Still deeply committed to changing Australia’s treatment of refugees, Ms Shafar decided to continue her efforts outside of Nauru.
“I found it to be an impossible task to make a difference,” she said.
“What was going to happen was (if I stayed) I was going to forge a relationship with these people, which was going to break their heart and break my heart.”
During Ms Shafar’s time on Nauru, the government decreed overnight 800 of the 1000 people seeking asylum were refugees, which meant they had to live outside of the regional processing centre.
“They were constructing demountables furiously, but they didn’t have enough for them so they ended up putting them into mouldy tents, in terribly harsh conditions,” she said.
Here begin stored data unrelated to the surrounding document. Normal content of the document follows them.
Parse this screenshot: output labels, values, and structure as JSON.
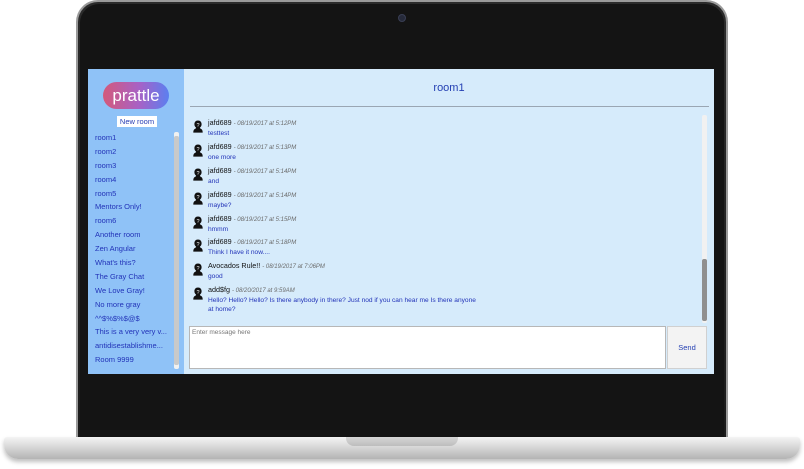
{
  "app": {
    "logo_text": "prattle",
    "new_room_label": "New room"
  },
  "sidebar": {
    "rooms": [
      "room1",
      "room2",
      "room3",
      "room4",
      "room5",
      "Mentors Only!",
      "room6",
      "Another room",
      "Zen Angular",
      "What's this?",
      "The Gray Chat",
      "We Love Gray!",
      "No more gray",
      "^^$%$%$@$",
      "This is a very very v...",
      "antidisestablishme...",
      "Room 9999"
    ]
  },
  "room": {
    "title": "room1"
  },
  "messages": [
    {
      "user": "jafd689",
      "time": "- 08/19/2017 at 5:12PM",
      "text": "testtest"
    },
    {
      "user": "jafd689",
      "time": "- 08/19/2017 at 5:13PM",
      "text": "one more"
    },
    {
      "user": "jafd689",
      "time": "- 08/19/2017 at 5:14PM",
      "text": "and"
    },
    {
      "user": "jafd689",
      "time": "- 08/19/2017 at 5:14PM",
      "text": "maybe?"
    },
    {
      "user": "jafd689",
      "time": "- 08/19/2017 at 5:15PM",
      "text": "hmmm"
    },
    {
      "user": "jafd689",
      "time": "- 08/19/2017 at 5:18PM",
      "text": "Think I have it now...."
    },
    {
      "user": "Avocados Rule!!",
      "time": "- 08/19/2017 at 7:06PM",
      "text": "good"
    },
    {
      "user": "add$fg",
      "time": "- 08/20/2017 at 9:59AM",
      "text": "Hello? Hello? Hello? Is there anybody in there? Just nod if you can hear me Is there anyone at home?"
    }
  ],
  "composer": {
    "placeholder": "Enter message here",
    "send_label": "Send"
  },
  "icons": {
    "avatar": "user-silhouette-icon"
  },
  "colors": {
    "sidebar_bg": "#8fc2f7",
    "main_bg": "#d6ebfb",
    "link_blue": "#2233b8"
  }
}
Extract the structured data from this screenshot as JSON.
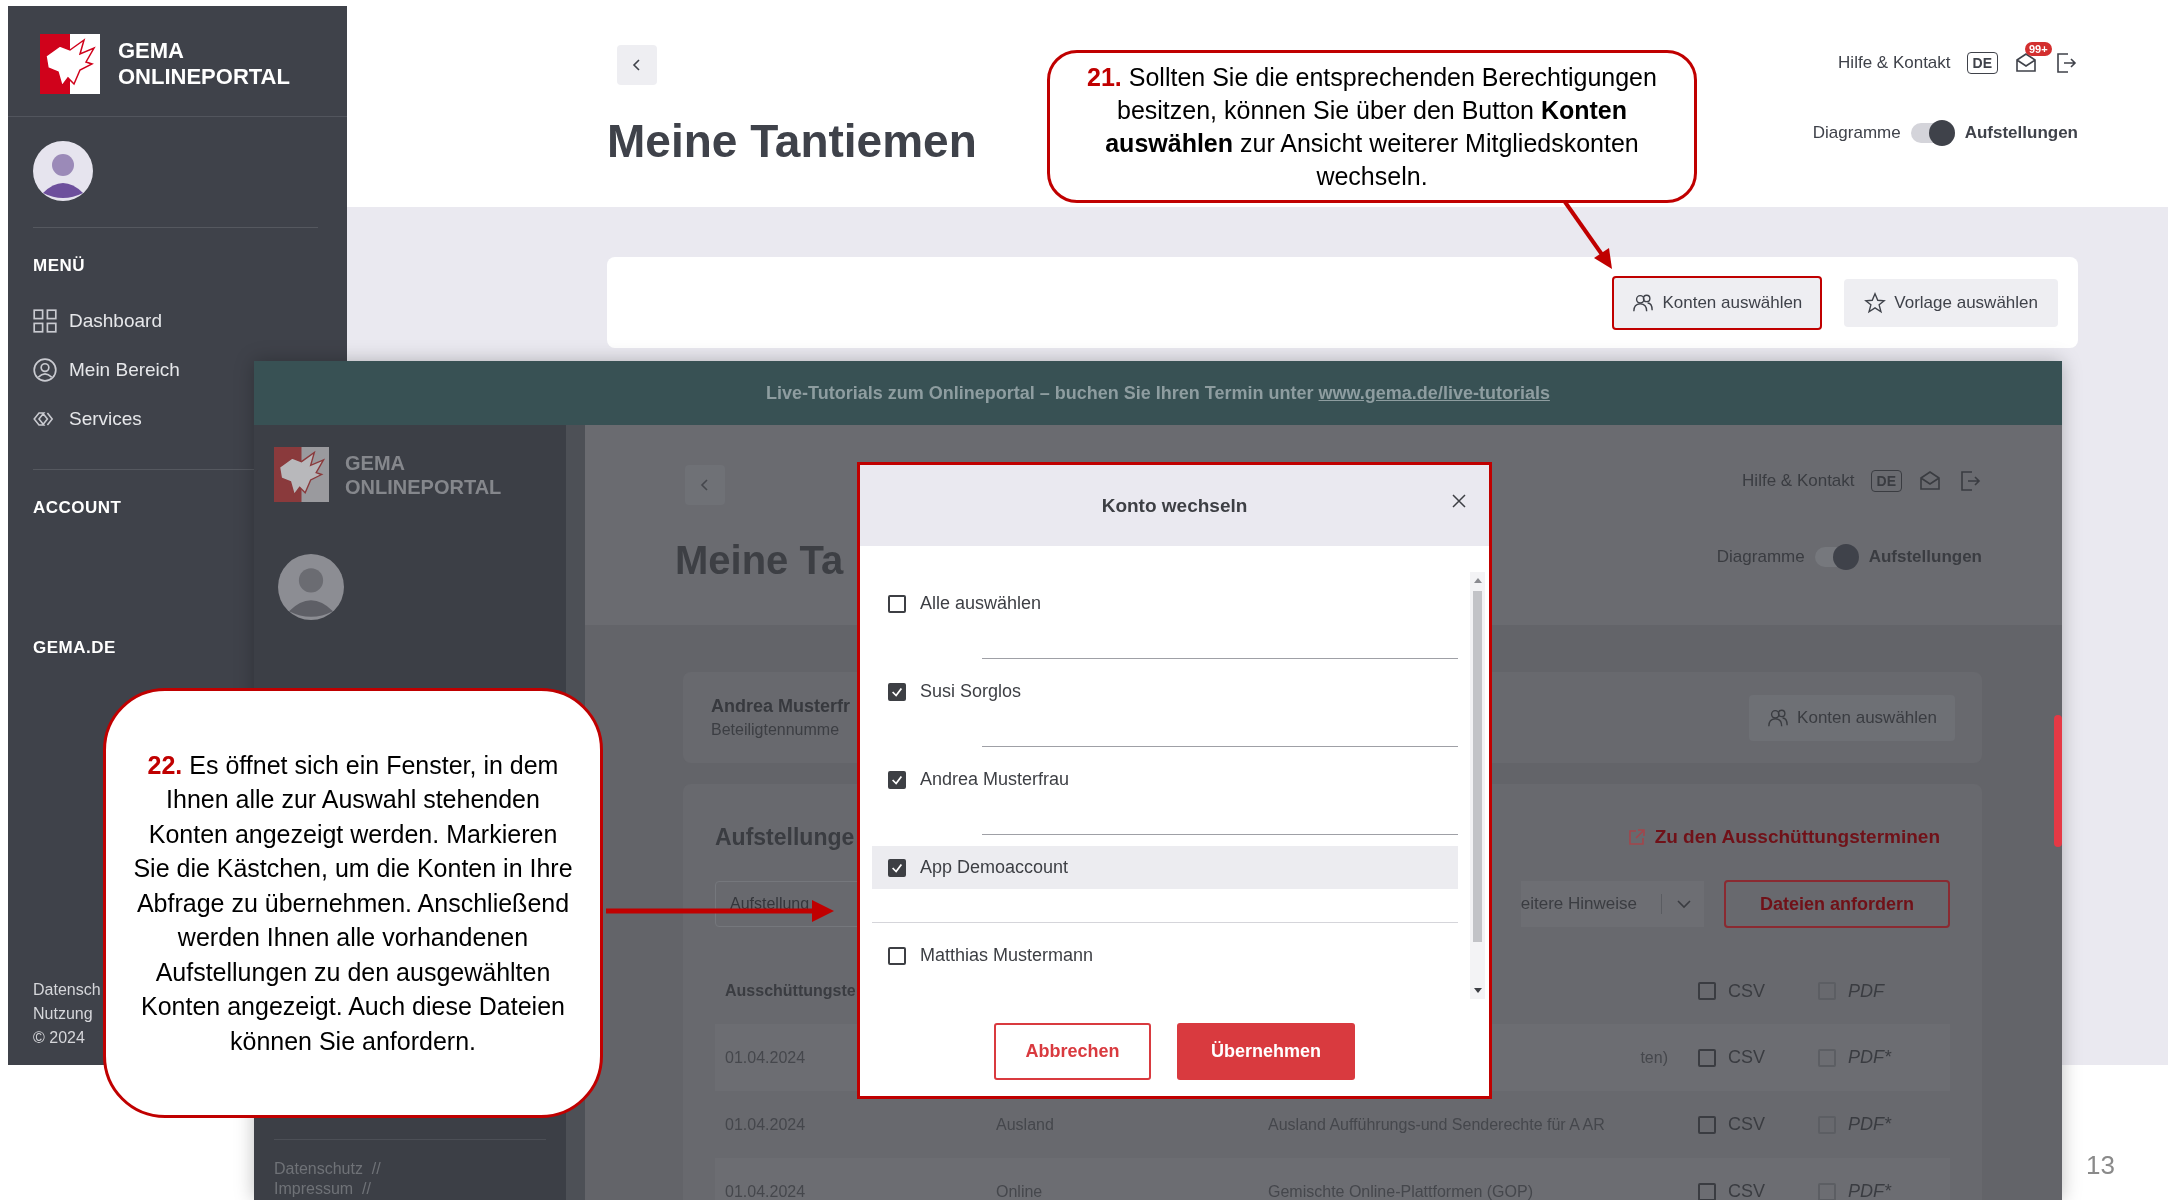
{
  "slide_number": "13",
  "back_screen": {
    "sidebar": {
      "logo_lines": [
        "GEMA",
        "ONLINEPORTAL"
      ],
      "menu_heading": "MENÜ",
      "items": [
        {
          "label": "Dashboard"
        },
        {
          "label": "Mein Bereich"
        },
        {
          "label": "Services"
        }
      ],
      "sections": [
        "ACCOUNT",
        "GEMA.DE"
      ],
      "footer": [
        "Datensch",
        "Nutzung",
        "© 2024"
      ]
    },
    "header": {
      "title": "Meine Tantiemen",
      "help": "Hilfe & Kontakt",
      "language": "DE",
      "notification_count": "99+",
      "toggle": {
        "left": "Diagramme",
        "right": "Aufstellungen",
        "on": true
      }
    },
    "buttons": [
      {
        "label": "Konten auswählen",
        "highlighted": true
      },
      {
        "label": "Vorlage auswählen",
        "highlighted": false
      }
    ]
  },
  "front_screen": {
    "banner": {
      "text": "Live-Tutorials zum Onlineportal – buchen Sie Ihren Termin unter",
      "link": "www.gema.de/live-tutorials"
    },
    "sidebar": {
      "logo_lines": [
        "GEMA",
        "ONLINEPORTAL"
      ],
      "footer": [
        "Datenschutz  //",
        "Impressum  //"
      ]
    },
    "header": {
      "title": "Meine Ta",
      "help": "Hilfe & Kontakt",
      "language": "DE",
      "toggle": {
        "left": "Diagramme",
        "right": "Aufstellungen",
        "on": true
      }
    },
    "account_card": {
      "name": "Andrea Musterfr",
      "number": "Beteiligtennumme",
      "button": "Konten auswählen"
    },
    "statements": {
      "title": "Aufstellunge",
      "link": "Zu den Ausschüttungsterminen",
      "filter": "Aufstellung",
      "notes_filter": "eitere Hinweise",
      "request_button": "Dateien anfordern",
      "table": {
        "column": "Ausschüttungste",
        "csv": {
          "label": "CSV",
          "checked": false,
          "disabled": false
        },
        "pdf": {
          "label": "PDF",
          "checked": false,
          "disabled": true
        },
        "rows": [
          {
            "date": "01.04.2024",
            "description": "ten)",
            "csv": {
              "label": "CSV",
              "checked": false,
              "disabled": false
            },
            "pdf": {
              "label": "PDF*",
              "checked": false,
              "disabled": true
            }
          },
          {
            "date": "01.04.2024",
            "category": "Ausland",
            "description": "Ausland Aufführungs-und Senderechte für A AR",
            "csv": {
              "label": "CSV",
              "checked": false,
              "disabled": false
            },
            "pdf": {
              "label": "PDF*",
              "checked": false,
              "disabled": true
            }
          },
          {
            "date": "01.04.2024",
            "category": "Online",
            "description": "Gemischte Online-Plattformen (GOP)",
            "csv": {
              "label": "CSV",
              "checked": false,
              "disabled": false
            },
            "pdf": {
              "label": "PDF*",
              "checked": false,
              "disabled": true
            }
          }
        ]
      }
    }
  },
  "modal": {
    "title": "Konto wechseln",
    "items": [
      {
        "label": "Alle auswählen",
        "checked": false,
        "highlighted": false
      },
      {
        "label": "Susi Sorglos",
        "checked": true,
        "highlighted": false
      },
      {
        "label": "Andrea Musterfrau",
        "checked": true,
        "highlighted": false
      },
      {
        "label": "App Demoaccount",
        "checked": true,
        "highlighted": true
      },
      {
        "label": "Matthias Mustermann",
        "checked": false,
        "highlighted": false
      }
    ],
    "buttons": [
      {
        "label": "Abbrechen",
        "kind": "secondary"
      },
      {
        "label": "Übernehmen",
        "kind": "primary"
      }
    ]
  },
  "callouts": [
    {
      "number": "21.",
      "text": "Sollten Sie die entsprechenden Berechtigungen besitzen, können Sie über den Button **Konten auswählen** zur Ansicht weiterer Mitgliedskonten wechseln."
    },
    {
      "number": "22.",
      "text": "Es öffnet sich ein Fenster, in dem Ihnen alle zur Auswahl stehenden Konten angezeigt werden. Markieren Sie die Kästchen, um die Konten in Ihre Abfrage zu übernehmen. Anschließend werden Ihnen alle vorhandenen Aufstellungen zu den ausgewählten Konten angezeigt. Auch diese Dateien können Sie anfordern."
    }
  ]
}
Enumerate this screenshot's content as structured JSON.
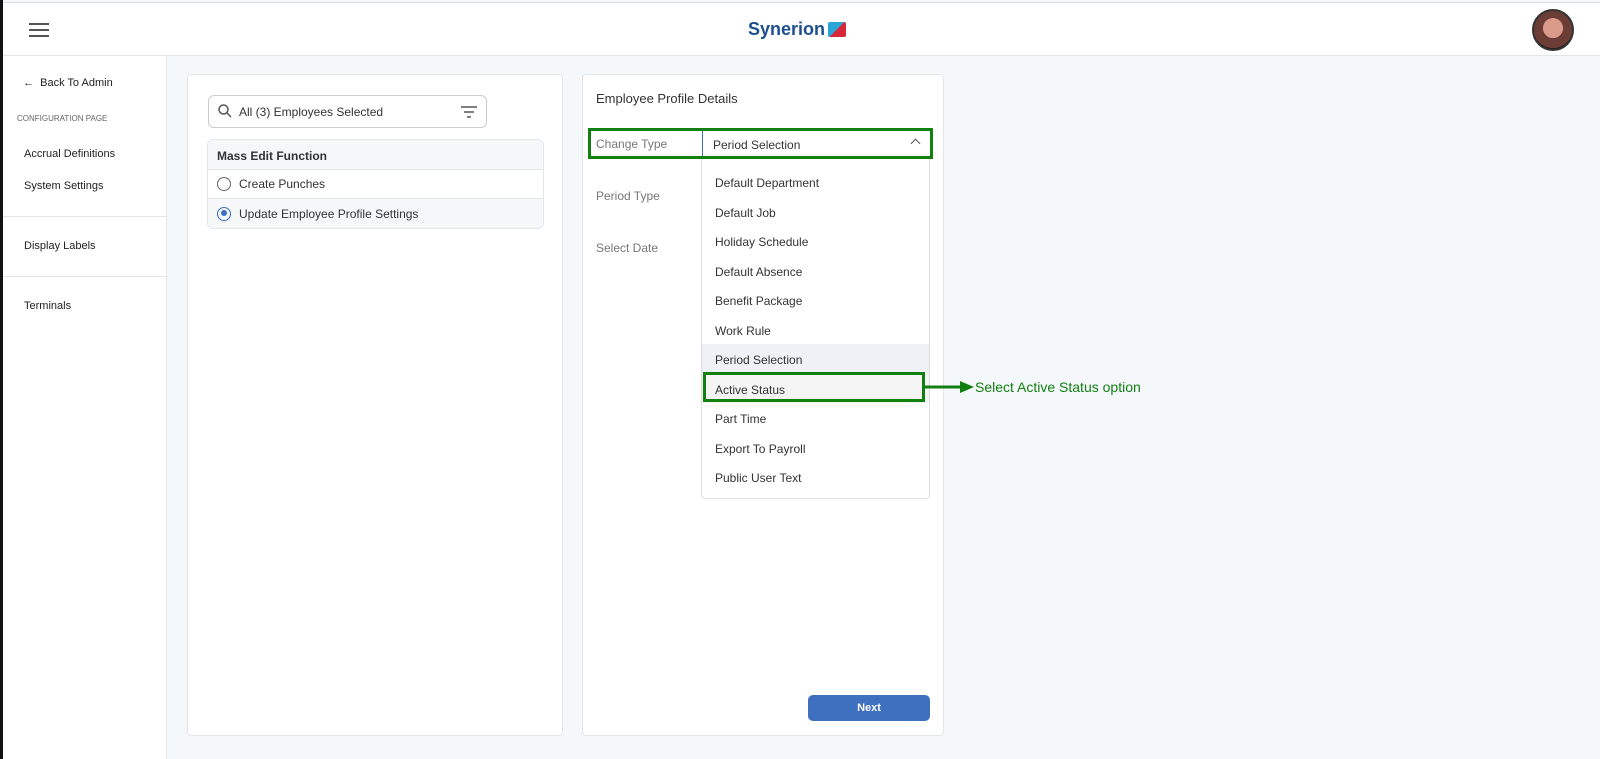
{
  "header": {
    "logo_text": "Synerion"
  },
  "sidebar": {
    "back": "Back To Admin",
    "section": "CONFIGURATION PAGE",
    "items": [
      "Accrual Definitions",
      "System Settings",
      "Display Labels",
      "Terminals"
    ]
  },
  "left": {
    "search_value": "All (3) Employees Selected",
    "mass_edit_title": "Mass Edit Function",
    "options": [
      {
        "label": "Create Punches",
        "selected": false
      },
      {
        "label": "Update Employee Profile Settings",
        "selected": true
      }
    ]
  },
  "right": {
    "title": "Employee Profile Details",
    "change_type_label": "Change Type",
    "change_type_value": "Period Selection",
    "period_type_label": "Period Type",
    "select_date_label": "Select Date",
    "next": "Next"
  },
  "dropdown": {
    "options": [
      "Default Department",
      "Default Job",
      "Holiday Schedule",
      "Default Absence",
      "Benefit Package",
      "Work Rule",
      "Period Selection",
      "Active Status",
      "Part Time",
      "Export To Payroll",
      "Public User Text"
    ],
    "selected": "Period Selection"
  },
  "annotation": {
    "text": "Select Active Status option",
    "color": "#118011"
  }
}
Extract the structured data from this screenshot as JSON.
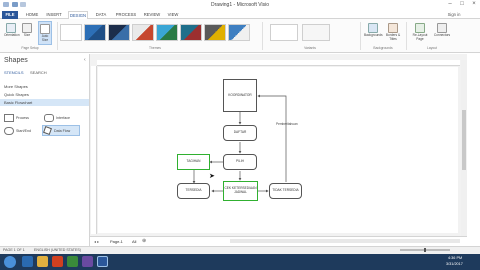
{
  "window": {
    "title": "Drawing1 - Microsoft Visio",
    "user": "Sign in"
  },
  "tabs": [
    "FILE",
    "HOME",
    "INSERT",
    "DESIGN",
    "DATA",
    "PROCESS",
    "REVIEW",
    "VIEW"
  ],
  "ribbon": {
    "buttons": {
      "orientation": "Orientation",
      "size": "Size",
      "autosize": "Auto Size",
      "backgrounds": "Backgrounds",
      "borders": "Borders & Titles",
      "relayout": "Re-Layout Page",
      "connectors": "Connectors"
    },
    "groups": {
      "page_setup": "Page Setup",
      "themes": "Themes",
      "variants": "Variants",
      "backgrounds": "Backgrounds",
      "layout": "Layout"
    }
  },
  "shapes_pane": {
    "title": "Shapes",
    "subtabs": [
      "STENCILS",
      "SEARCH"
    ],
    "stencils": [
      "More Shapes",
      "Quick Shapes",
      "Basic Flowchart"
    ],
    "items": [
      "Process",
      "Start/End",
      "Data Flow",
      "Interface"
    ]
  },
  "diagram": {
    "nodes": {
      "koordinator": "KOORDINATOR",
      "daftar": "DAFTAR",
      "pilih": "PILIH",
      "tagihan": "TAGIHAN",
      "tersedia": "TERSEDIA",
      "cek": "CEK KETERSEDIAAN JADWAL",
      "tidak": "TIDAK TERSEDIA"
    },
    "arrow_label": "Pemberitahuan"
  },
  "pagebar": {
    "page": "Page-1",
    "all": "All"
  },
  "statusbar": {
    "page": "PAGE 1 OF 1",
    "lang": "ENGLISH (UNITED STATES)"
  },
  "taskbar": {
    "time": "4:36 PM",
    "date": "3/31/2017"
  }
}
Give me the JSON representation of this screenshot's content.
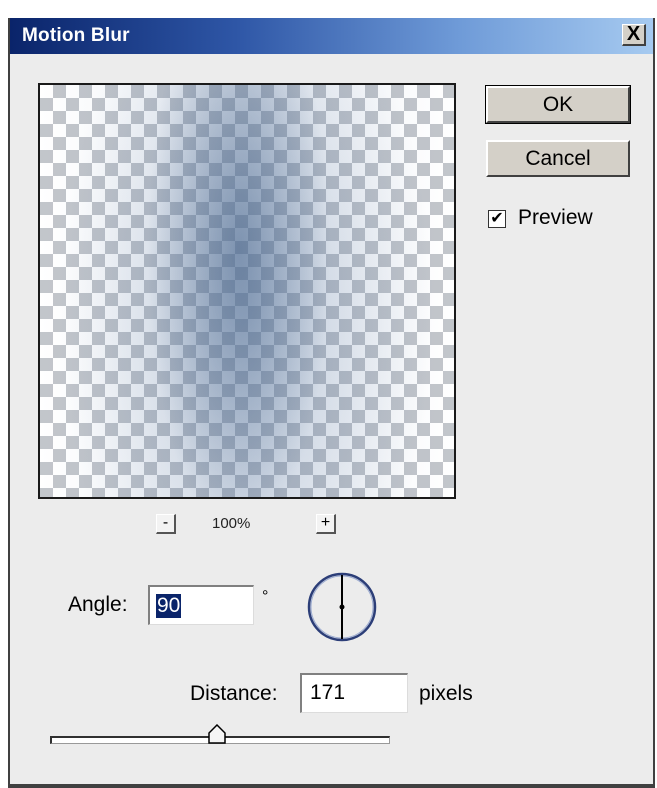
{
  "window": {
    "title": "Motion Blur",
    "close_glyph": "X"
  },
  "buttons": {
    "ok_label": "OK",
    "cancel_label": "Cancel"
  },
  "preview_option": {
    "label": "Preview",
    "checked": true,
    "check_glyph": "✔"
  },
  "zoom": {
    "minus_glyph": "-",
    "plus_glyph": "+",
    "level": "100%"
  },
  "angle": {
    "label": "Angle:",
    "value": "90",
    "unit_symbol": "°",
    "dial_icon": "angle-dial-icon"
  },
  "distance": {
    "label": "Distance:",
    "value": "171",
    "unit": "pixels",
    "slider_fraction": 0.49
  },
  "colors": {
    "title_bar_start": "#0a246a",
    "title_bar_end": "#a6caf0",
    "dialog_bg": "#ececec",
    "selection": "#0a246a"
  }
}
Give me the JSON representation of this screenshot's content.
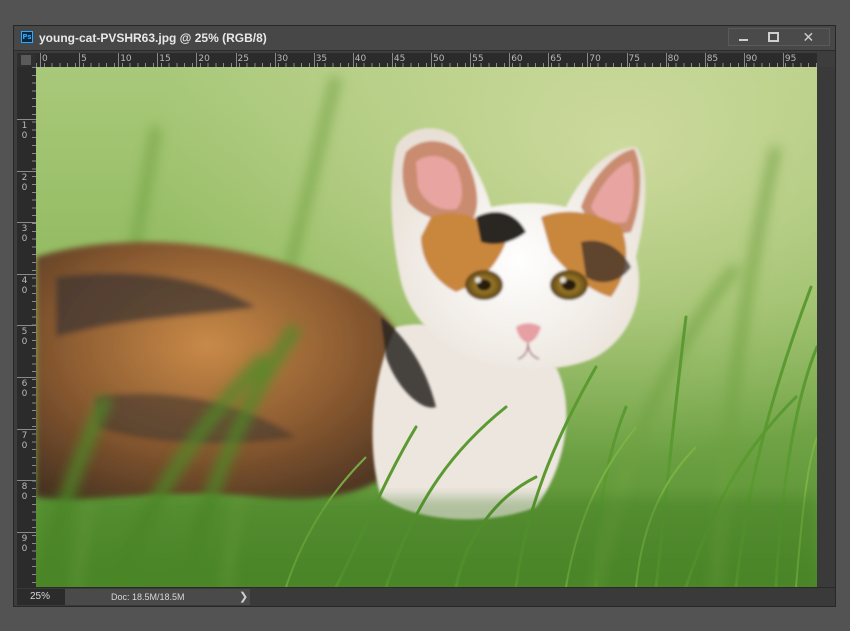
{
  "window": {
    "app_icon": "Ps",
    "title": "young-cat-PVSHR63.jpg @ 25% (RGB/8)",
    "controls": {
      "minimize": "minimize-icon",
      "maximize": "maximize-icon",
      "close": "✕"
    }
  },
  "ruler": {
    "horizontal": [
      "0",
      "5",
      "10",
      "15",
      "20",
      "25",
      "30",
      "35",
      "40",
      "45",
      "50",
      "55",
      "60",
      "65",
      "70",
      "75",
      "80",
      "85",
      "90",
      "95"
    ],
    "vertical": [
      "10",
      "20",
      "30",
      "40",
      "50",
      "60",
      "70",
      "80",
      "90"
    ]
  },
  "canvas": {
    "image_subject": "calico kitten lying in green grass",
    "colors": {
      "grass_light": "#9fc46a",
      "grass_dark": "#3f7a22",
      "fur_orange": "#c27a3a",
      "fur_white": "#f1ece6",
      "eye": "#8a6a1c"
    }
  },
  "status": {
    "zoom": "25%",
    "doc_info": "Doc: 18.5M/18.5M",
    "arrow": "❯"
  }
}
“And their medical care was appalling. It was impossible to get good care. There was layer upon layer of bureaucracy. It was non-timely, you could be well and truly dead before you got the care that you needed. This was especially the case in one of the most remote sites in the jungle.”
Ms Shafar said there had been a shift in public awareness and support for refugees, but this was happening at a “terribly slow” pace.
She said people still needed to understand the harshness of the government policies and how the consequences impacted on families, especially children, in offshore detention.
“If the government ups the ante, we need to up the ante and keep lobbying,” Ms Shafar said.
“There is a big divide between government policy and what the people of Australia want... I don’t understand how they (the government) can get away with it.
“It’s a political issue, but it should be a humanitarian issue. We can not let people be treated like this.”